Cofondatore Black Lives Matter: «Il nostro obiettivo è far cadere Trump»

Di Tom Ozimek

Il cofondatore di Black Lives Matter Global Network, Patrisse Cullors, venerdì ha dichiarato che il presidente Donald Trump non è adatto alla carica che riveste e che «Il nostro obiettivo è far cadere Trump».

Durante il programma The Lead della Cnn, la Cullors ha detto: «Trump non solo non deve essere in carica a novembre, ma dovrebbe dimettersi ora. Trump deve essere espulso dal suo ufficio. Non è adatto alla carica».

Quando il presentatore ha chiesto all’attivista di descrivere le forze che stanno scuotendo la società americana dopo la tragica morte di George Floyd, la Cullors ha risposto: «Siamo assolutamente in un cambiamento culturale e non sono solo i cuori e gli atteggiamenti a cambiare. Stiamo anche vedendo interi dipartimenti di polizia trasformarsi, mentre i consigli comunali, i supervisori dei corpi di contea, i governatori, il governo nazionale, cercano di avere un dibattito difficile e promettente sulla re-immaginazione della sicurezza pubblica».

Patrisse Cullors partecipa a un evento a West Hollywood, il 13 febbraio 2020. (Tommaso BoddiGetty Images per The West Hollywood EDITION)

La morte di Floyd ha dato nuovo slancio alla riforma della polizia americana, che come ha specificato il procuratore generale William Barr viene rimandata da anni. Tuttavia, Barr ha respinto l’idea che le istituzioni americane siano «sistematicamente razziste».

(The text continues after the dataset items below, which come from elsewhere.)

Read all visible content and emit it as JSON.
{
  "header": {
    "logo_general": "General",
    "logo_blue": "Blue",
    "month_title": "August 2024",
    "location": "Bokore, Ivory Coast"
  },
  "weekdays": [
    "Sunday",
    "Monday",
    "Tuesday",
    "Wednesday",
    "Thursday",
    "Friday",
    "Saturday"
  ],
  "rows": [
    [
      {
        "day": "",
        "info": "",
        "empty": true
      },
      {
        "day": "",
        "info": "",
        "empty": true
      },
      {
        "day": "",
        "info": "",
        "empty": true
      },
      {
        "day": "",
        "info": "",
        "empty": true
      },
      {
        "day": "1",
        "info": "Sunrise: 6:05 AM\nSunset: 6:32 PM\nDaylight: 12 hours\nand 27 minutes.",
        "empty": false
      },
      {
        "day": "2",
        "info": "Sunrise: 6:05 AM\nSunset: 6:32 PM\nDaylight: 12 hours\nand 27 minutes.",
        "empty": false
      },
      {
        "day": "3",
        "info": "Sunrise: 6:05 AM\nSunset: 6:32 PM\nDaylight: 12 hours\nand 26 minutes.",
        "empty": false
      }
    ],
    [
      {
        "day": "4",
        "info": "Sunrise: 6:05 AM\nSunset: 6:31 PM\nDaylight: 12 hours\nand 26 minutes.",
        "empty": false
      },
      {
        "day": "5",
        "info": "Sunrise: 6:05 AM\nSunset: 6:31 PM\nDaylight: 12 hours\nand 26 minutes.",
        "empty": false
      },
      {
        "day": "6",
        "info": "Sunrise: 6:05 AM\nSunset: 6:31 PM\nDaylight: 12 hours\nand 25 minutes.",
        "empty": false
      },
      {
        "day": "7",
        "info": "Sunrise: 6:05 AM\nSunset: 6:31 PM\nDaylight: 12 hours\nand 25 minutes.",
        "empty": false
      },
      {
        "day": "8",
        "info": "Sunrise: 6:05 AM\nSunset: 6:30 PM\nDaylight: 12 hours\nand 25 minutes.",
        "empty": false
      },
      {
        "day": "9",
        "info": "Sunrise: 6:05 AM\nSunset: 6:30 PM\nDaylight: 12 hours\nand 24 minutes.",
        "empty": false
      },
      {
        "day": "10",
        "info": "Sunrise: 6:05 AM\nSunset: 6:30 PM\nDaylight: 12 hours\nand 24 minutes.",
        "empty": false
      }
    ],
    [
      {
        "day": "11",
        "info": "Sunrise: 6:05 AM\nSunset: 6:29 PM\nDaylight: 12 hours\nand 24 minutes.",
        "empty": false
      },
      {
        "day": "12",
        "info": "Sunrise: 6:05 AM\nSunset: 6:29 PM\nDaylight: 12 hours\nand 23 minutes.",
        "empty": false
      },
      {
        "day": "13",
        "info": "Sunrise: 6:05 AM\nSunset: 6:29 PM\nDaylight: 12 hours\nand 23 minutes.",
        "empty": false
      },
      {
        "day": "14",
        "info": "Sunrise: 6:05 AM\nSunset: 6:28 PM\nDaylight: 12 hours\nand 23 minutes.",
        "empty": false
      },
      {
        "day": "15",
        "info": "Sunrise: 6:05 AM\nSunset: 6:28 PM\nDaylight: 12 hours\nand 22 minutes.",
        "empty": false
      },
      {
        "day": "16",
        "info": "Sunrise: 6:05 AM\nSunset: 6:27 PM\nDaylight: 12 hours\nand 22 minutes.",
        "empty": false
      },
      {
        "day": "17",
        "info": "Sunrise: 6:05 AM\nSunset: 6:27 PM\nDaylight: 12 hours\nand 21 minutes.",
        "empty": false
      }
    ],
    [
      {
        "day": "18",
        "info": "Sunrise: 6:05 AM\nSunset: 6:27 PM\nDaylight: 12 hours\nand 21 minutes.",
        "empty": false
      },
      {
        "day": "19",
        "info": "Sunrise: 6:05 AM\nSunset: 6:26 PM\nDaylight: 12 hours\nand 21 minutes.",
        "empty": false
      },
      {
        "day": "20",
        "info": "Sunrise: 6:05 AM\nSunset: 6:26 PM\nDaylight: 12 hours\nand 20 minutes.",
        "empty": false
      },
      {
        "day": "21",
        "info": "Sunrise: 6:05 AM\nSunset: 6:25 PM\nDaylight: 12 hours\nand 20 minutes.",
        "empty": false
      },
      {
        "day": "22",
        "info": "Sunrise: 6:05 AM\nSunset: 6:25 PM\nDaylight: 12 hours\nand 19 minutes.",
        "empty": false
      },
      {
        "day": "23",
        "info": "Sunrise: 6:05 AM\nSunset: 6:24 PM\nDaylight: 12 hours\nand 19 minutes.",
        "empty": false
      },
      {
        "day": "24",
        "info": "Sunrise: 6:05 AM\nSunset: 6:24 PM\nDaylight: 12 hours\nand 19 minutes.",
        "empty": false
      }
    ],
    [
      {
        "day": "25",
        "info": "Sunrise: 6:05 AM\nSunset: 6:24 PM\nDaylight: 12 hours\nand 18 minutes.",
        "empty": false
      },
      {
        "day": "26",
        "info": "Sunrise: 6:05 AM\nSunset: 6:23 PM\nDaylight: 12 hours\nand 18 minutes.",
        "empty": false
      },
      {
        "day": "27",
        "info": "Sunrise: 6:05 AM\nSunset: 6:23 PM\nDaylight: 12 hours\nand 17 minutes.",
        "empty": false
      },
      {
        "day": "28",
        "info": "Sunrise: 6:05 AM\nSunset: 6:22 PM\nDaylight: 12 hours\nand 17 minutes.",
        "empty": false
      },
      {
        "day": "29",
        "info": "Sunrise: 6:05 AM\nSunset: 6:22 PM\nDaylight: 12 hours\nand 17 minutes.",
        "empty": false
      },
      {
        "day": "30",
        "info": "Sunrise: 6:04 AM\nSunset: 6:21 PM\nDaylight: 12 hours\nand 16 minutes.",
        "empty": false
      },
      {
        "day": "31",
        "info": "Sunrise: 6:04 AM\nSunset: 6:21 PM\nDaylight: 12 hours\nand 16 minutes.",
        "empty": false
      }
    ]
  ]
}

In un’apparizione del 7 giugno su «Face the Nation», Barr ha dichiarato: «Mi risulta che è dagli anni ’60 che stiamo riformando le nostre istituzioni per assicurarci che siano in sintonia con le nostre leggi […]. Credo ci sia ancora del razzismo negli Stati Uniti, ma non che il sistema delle forze dell’ordine sia sistemicamente razzista».

Il 5 marzo 2020 il procuratore generale William Barr parla di un’iniziativa per prevenire lo sfruttamento sessuale dei minori online, presso il Dipartimento di Giustizia di Washington. (Samira BouaouThe Epoch Times)

Inoltre, Barr ritiene sia «innegabile che si stanno facendo progressi» nella riforma delle istituzioni degli Stati Uniti, aggiungendo: «Abbiamo una generazione di leader della polizia nelle nostre principali città in questo Paese, molti dei quali sono ora afroamericani, che sono fermamente impegnati per una giustizia equa e per un’equa azione della polizia».

Esprimendo comprensione per la sfiducia della comunità afroamericana «data la storia di questo Paese», Barr ha sottolineato che il governo sta aumentando i suoi sforzi per riformare ulteriormente il sistema di applicazione della legge.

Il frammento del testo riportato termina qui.